I went solely for the purpose of meeting people that I do not know in real life with the intent of becoming their best friend.
And I did just that. 🙂
I feel like I could write one post a day for the next five to seven days about my 48(ish) hour trip and not run out of things to tell you.
So, with that in mind, I’m just going to start with day one.
My hubby, Hadar, her boyfriend, and I went together. I had mixed feelings about bringing my hubs. I love the guy and all that, but I didn’t want to
babysit take care of pay much attention to worry about the possibility of him not having as much fun as me. In hindsight, I’m really glad he was there because he carried my heavy backpack and always got us back to our room and from place to place. I do not have a good sense of direction.
We checked in at The Venetian. Yes, that’s right. THE VENETIAN. Can you say Absolutely Amazing Room that I would not be able to afford on a weekend? I could have lived in that room. Like, for my house. It had a sunken living room complete with a sectional couch and a little mini-office with a PRINTER. I could get ten copies for FREE. Believe me, I was wishing I had some cardstock to start printing up some classroom decor.

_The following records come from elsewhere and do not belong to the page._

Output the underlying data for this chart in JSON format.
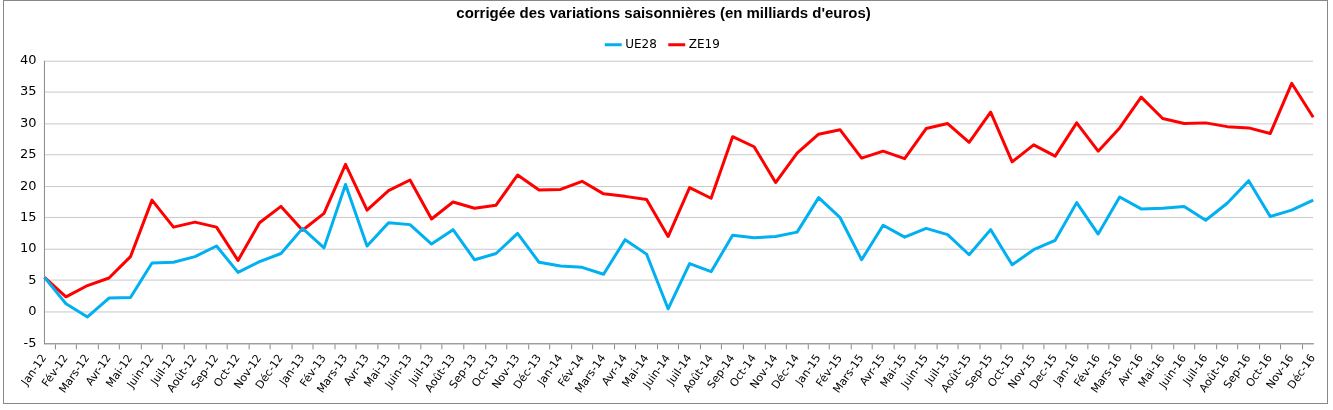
{
  "chart_data": {
    "type": "line",
    "title": "corrigée des variations saisonnières (en milliards d'euros)",
    "categories": [
      "Jan-12",
      "Fév-12",
      "Mars-12",
      "Avr-12",
      "Mai-12",
      "Juin-12",
      "Juil-12",
      "Août-12",
      "Sep-12",
      "Oct-12",
      "Nov-12",
      "Déc-12",
      "Jan-13",
      "Fév-13",
      "Mars-13",
      "Avr-13",
      "Mai-13",
      "Juin-13",
      "Juil-13",
      "Août-13",
      "Sep-13",
      "Oct-13",
      "Nov-13",
      "Déc-13",
      "Jan-14",
      "Fév-14",
      "Mars-14",
      "Avr-14",
      "Mai-14",
      "Juin-14",
      "Juil-14",
      "Août-14",
      "Sep-14",
      "Oct-14",
      "Nov-14",
      "Déc-14",
      "Jan-15",
      "Fév-15",
      "Mars-15",
      "Avr-15",
      "Mai-15",
      "Juin-15",
      "Juil-15",
      "Août-15",
      "Sep-15",
      "Oct-15",
      "Nov-15",
      "Dec-15",
      "Jan-16",
      "Fév-16",
      "Mars-16",
      "Avr-16",
      "Mai-16",
      "Juin-16",
      "Juil-16",
      "Août-16",
      "Sep-16",
      "Oct-16",
      "Nov-16",
      "Déc-16"
    ],
    "series": [
      {
        "name": "UE28",
        "color": "#00b0f0",
        "values": [
          5.5,
          1.3,
          -0.8,
          2.2,
          2.3,
          7.8,
          7.9,
          8.8,
          10.5,
          6.3,
          8.0,
          9.3,
          13.3,
          10.2,
          20.3,
          10.5,
          14.2,
          13.9,
          10.8,
          13.1,
          8.3,
          9.3,
          12.5,
          7.9,
          7.3,
          7.1,
          6.0,
          11.5,
          9.2,
          0.5,
          7.7,
          6.4,
          12.2,
          11.8,
          12.0,
          12.7,
          18.2,
          15.0,
          8.3,
          13.8,
          11.9,
          13.3,
          12.3,
          9.1,
          13.1,
          7.5,
          9.9,
          11.4,
          17.4,
          12.4,
          18.3,
          16.4,
          16.5,
          16.8,
          14.6,
          17.3,
          20.9,
          15.2,
          16.2,
          17.8
        ]
      },
      {
        "name": "ZE19",
        "color": "#ff0000",
        "values": [
          5.5,
          2.4,
          4.2,
          5.4,
          8.8,
          17.8,
          13.5,
          14.3,
          13.5,
          8.2,
          14.2,
          16.8,
          13.0,
          15.7,
          23.5,
          16.2,
          19.3,
          21.0,
          14.8,
          17.5,
          16.5,
          17.0,
          21.8,
          19.4,
          19.5,
          20.8,
          18.8,
          18.4,
          17.9,
          12.0,
          19.8,
          18.1,
          27.9,
          26.3,
          20.6,
          25.3,
          28.3,
          29.0,
          24.5,
          25.6,
          24.4,
          29.2,
          30.0,
          27.0,
          31.8,
          23.9,
          26.6,
          24.8,
          30.1,
          25.6,
          29.3,
          34.2,
          30.8,
          30.0,
          30.1,
          29.5,
          29.3,
          28.4,
          36.4,
          31.0
        ]
      }
    ],
    "ylim": [
      -5,
      40
    ],
    "yticks": [
      -5,
      0,
      5,
      10,
      15,
      20,
      25,
      30,
      35,
      40
    ],
    "grid": "y",
    "legend": "top",
    "marker": "none",
    "line_style": "solid"
  }
}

The bathroom? TWO SINKS. Separate tub and shower. TV. And a little makeup chair and table that had the coolest makeup mirror ever. I meant to take a picture, but the time that I was all set to do it, my hubby was in the shower. And he was in the mirror. All over the place. There were a lot of mirrors. And no matter what I did, I couldn’t get him out of the picture. So to spare you (and him), I thought I’d take the pic later. And then I forgot. Of course. This is one of the reasons I was afraid to bring him. Obviously.
This makeup mirror was one of those magnified ones and it had four settings with a little light. Evening, Office, Day, and Home. Each setting had a different level of light. Do you have one of these??? I must get one now. Besides looking at my eyeball so up close and personal and pretending I was an optometrist (A? Or B? 1? Or 2?), I LOVED that thing and feel that I must now have one. The setting for Office didn’t work. This made me feel very happy as if it knew I was on summer vacation and did not need to fix my face for school. I’m still confused about the Home setting.
Do you wear makeup around your home? I do, but it’s more of the sleepy dirt and zit cream variety so I didn’t get the Home setting whatsoever at all.
Anywho, as you can tell, I’ve written almost an entire blog post on just checking into our hotel . . .
We went to Gordon Ramsay’s restaurant inside of Caesar’s Palace for Happy Hour and appetizers. We ate the most delicious truffle french fries in some sort of mayo/horseradish/can’t believe I would like it dipping sauce that was to die for!
Then Hadar’s newish blogging buddy, Christi from Crayons and Whimsy joined us. I was not jealous. Really. I wasn’t. Because I promptly made Christi my new blogging buddy, too.
Christi is fascinating because she basically lived the life of The Holiday as Cameron Diaz with a little bit of a twist as a teacher. Seriously. I’m not kidding. You can read all about it on this blog post, but she really and truly traded houses and jobs with an English (from ENGLAND) teacher. I know! And that’s also sort of-kind of how she met her husband who is from IRELAND. As in, Irish. As in, the most adorable accent, even if it’s hard to understand at times. But he came, too, so the boys became fast friends and let us girls talk about glue sticks and rugs and schedules and decor and stinkers and recess duty and high heels and uggs and flip flops.
We went to dinner at an Italian place that was recommended by our taxi driver . . . annnnnnd, turns out, we should have stayed at Gordon Ramsay’s but what are you going to do? We ate the garlic bread anyway and drank the bottomless house wine. I mean, sometimes you just have to live with disappointment, don’t ya know.